The Financial Supervision Commission of the Isle of Man also provided information about the update of the
Anti-Money Laundering and Countering the Financing of Terrorism Handbook
, in which new guidance on the new anti-money laundering code was included. Additional amendments have been made to suit the recommendations of the International Monetary Fund.

India became full member of the Financial Action Task Force

Tuesday, August 17th, 2010

India has been welcomed as full member of the Financial Action Task Force (FATF), and became the 34th country member of organization. Since February 2007, India has participated as an observer at FATF, having made its first steps in obtaining full membership. Since 2009, the country took important steps to meet FATF guidelines. The laws amended or passed by the Parliament of India to follow the requirements of FATF (among them the Prevention of Money Laundering (Amendment) Bill, 2009 aimed to combat money laundering, terrorist financing as well as cross-border economic offences) are now in line with FATF 40+9 recommendations, having enabled India’s entering into the organization.

US Charge d’Affaires in India Steven J White said in his comments on India’s membership in FATF that the country ‘has made significant progress over the last several years in moving toward an anti-money laundering and terrorist financing (AML/CFT) regime that meets international standards, and has committed itself to continue to improve its AML/CFT system.’

Anti-Money Laundering Consultation document issued by Ministry of Justice, New Zealand

Thursday, August 12th, 2010

On 9 August, 2010 the Ministry of Justice of New Zealand released consultation document regarding the Anti-Money Laundering and Countering Financing of Terrorism Act 2009 (the AML/CFT Act), which was passed in last year October. This document sets out proposals for regulations and codes of practice under the AML/CFT Act, and provides an opportunity to the interested parties to influence the positions established in the new regime, for example, which entities and transactions are to be exempt, applicable threshold values, customer due diligence (CDD), third party reliance and designated business group issues, as well as annual reporting requirements and other issues. The deadline for submission of proposals is 6 September 2010. 

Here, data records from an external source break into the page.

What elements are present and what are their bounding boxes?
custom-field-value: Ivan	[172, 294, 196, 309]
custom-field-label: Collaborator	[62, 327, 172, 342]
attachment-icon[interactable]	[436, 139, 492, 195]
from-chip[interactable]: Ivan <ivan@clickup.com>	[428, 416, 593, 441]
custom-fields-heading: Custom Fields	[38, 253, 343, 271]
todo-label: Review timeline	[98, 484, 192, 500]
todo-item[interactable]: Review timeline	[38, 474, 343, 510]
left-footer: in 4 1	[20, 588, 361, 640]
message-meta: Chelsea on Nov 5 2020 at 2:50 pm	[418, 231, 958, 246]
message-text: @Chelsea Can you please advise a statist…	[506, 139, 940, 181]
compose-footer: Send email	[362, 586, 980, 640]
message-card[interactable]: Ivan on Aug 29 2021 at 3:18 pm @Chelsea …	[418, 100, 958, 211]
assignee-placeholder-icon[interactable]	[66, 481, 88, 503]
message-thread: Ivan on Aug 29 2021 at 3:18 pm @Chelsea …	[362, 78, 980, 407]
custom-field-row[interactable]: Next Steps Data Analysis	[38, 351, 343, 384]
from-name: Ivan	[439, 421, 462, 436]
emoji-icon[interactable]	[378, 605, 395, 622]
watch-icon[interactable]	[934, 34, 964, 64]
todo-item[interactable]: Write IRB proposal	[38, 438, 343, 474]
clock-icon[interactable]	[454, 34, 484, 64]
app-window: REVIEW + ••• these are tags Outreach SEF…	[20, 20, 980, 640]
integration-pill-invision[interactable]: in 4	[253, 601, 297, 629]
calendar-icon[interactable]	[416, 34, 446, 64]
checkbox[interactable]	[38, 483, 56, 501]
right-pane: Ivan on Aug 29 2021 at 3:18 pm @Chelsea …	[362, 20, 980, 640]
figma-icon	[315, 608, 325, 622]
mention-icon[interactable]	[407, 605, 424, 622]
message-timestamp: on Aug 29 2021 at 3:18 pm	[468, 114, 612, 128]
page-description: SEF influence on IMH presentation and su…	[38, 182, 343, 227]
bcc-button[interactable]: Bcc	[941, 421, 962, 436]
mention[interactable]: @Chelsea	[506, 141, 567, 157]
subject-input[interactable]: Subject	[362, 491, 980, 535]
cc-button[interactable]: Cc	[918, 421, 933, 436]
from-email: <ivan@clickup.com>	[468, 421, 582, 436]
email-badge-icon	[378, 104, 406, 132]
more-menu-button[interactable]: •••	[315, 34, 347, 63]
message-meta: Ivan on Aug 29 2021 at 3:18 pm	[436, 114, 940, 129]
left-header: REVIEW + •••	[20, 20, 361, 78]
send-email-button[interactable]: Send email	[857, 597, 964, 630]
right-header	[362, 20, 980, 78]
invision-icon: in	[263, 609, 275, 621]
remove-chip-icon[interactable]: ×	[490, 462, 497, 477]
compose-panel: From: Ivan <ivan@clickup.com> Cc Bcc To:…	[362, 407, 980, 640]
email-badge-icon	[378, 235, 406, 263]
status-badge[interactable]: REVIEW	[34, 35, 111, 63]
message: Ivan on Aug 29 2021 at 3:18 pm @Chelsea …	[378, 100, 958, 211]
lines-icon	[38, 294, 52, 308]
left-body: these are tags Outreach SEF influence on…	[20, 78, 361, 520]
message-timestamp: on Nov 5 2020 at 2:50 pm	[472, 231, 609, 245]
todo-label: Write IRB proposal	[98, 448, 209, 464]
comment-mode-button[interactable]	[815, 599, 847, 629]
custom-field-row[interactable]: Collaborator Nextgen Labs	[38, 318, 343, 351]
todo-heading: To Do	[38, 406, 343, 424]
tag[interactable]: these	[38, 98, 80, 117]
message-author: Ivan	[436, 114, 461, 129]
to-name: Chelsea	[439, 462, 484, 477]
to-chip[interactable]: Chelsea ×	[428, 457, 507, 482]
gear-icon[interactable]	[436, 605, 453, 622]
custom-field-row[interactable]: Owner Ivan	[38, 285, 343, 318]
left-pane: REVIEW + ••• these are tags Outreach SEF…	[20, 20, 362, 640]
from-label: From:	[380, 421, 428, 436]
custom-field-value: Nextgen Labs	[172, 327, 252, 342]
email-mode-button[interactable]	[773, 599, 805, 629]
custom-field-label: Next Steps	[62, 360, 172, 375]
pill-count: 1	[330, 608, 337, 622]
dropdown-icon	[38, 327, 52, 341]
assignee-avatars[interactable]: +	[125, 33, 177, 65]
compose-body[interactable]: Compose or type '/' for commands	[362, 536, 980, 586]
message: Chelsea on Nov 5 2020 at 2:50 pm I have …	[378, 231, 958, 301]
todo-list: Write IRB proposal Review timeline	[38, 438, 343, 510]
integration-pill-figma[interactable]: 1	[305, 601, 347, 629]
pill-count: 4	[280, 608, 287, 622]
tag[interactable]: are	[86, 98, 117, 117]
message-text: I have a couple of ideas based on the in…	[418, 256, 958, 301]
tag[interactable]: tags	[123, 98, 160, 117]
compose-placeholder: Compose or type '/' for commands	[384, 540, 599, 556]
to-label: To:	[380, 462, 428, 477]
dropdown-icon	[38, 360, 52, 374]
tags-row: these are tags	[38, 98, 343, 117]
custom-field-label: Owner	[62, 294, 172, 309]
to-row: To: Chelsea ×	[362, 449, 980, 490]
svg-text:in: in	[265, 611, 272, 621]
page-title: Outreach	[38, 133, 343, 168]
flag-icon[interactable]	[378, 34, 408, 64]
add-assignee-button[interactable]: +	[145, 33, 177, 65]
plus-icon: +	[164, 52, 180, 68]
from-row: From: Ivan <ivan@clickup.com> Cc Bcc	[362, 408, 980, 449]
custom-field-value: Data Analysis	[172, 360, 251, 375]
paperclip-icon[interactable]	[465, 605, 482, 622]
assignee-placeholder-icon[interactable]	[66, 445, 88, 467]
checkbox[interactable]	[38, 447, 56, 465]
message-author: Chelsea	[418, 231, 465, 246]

The changes put forward in the proposals concern persons required to be authorised financial advisers  under the Financial Advisers Act 2008 (FAA). These persons will be included within the definition of “reporting entity”, meaning they will be required to comply with all the obligations set by the AML/CFT Act.

Certain exemptions are proposed for a number of entities and transactions, among them lawyers and accountants who provide financial adviser services, securities registries;  general risk-based insurance and reinsurance products, premium funding agreements that relate to insurance products not covered by the AML/CFT Act, low-value life insurance products, workplace-based and low-value superannuation funds, debt collection agencies, and some others. Transitional exemptions are proposed for a number of second-phase entities.

One of the fundamental issues that are not fully covered by the consultation document is that “there is still no guidance on what exactly money laundering is”, while reporting entities will be required to have AML/CFT programmes to detect, manage and eliminate the risk of money laundering.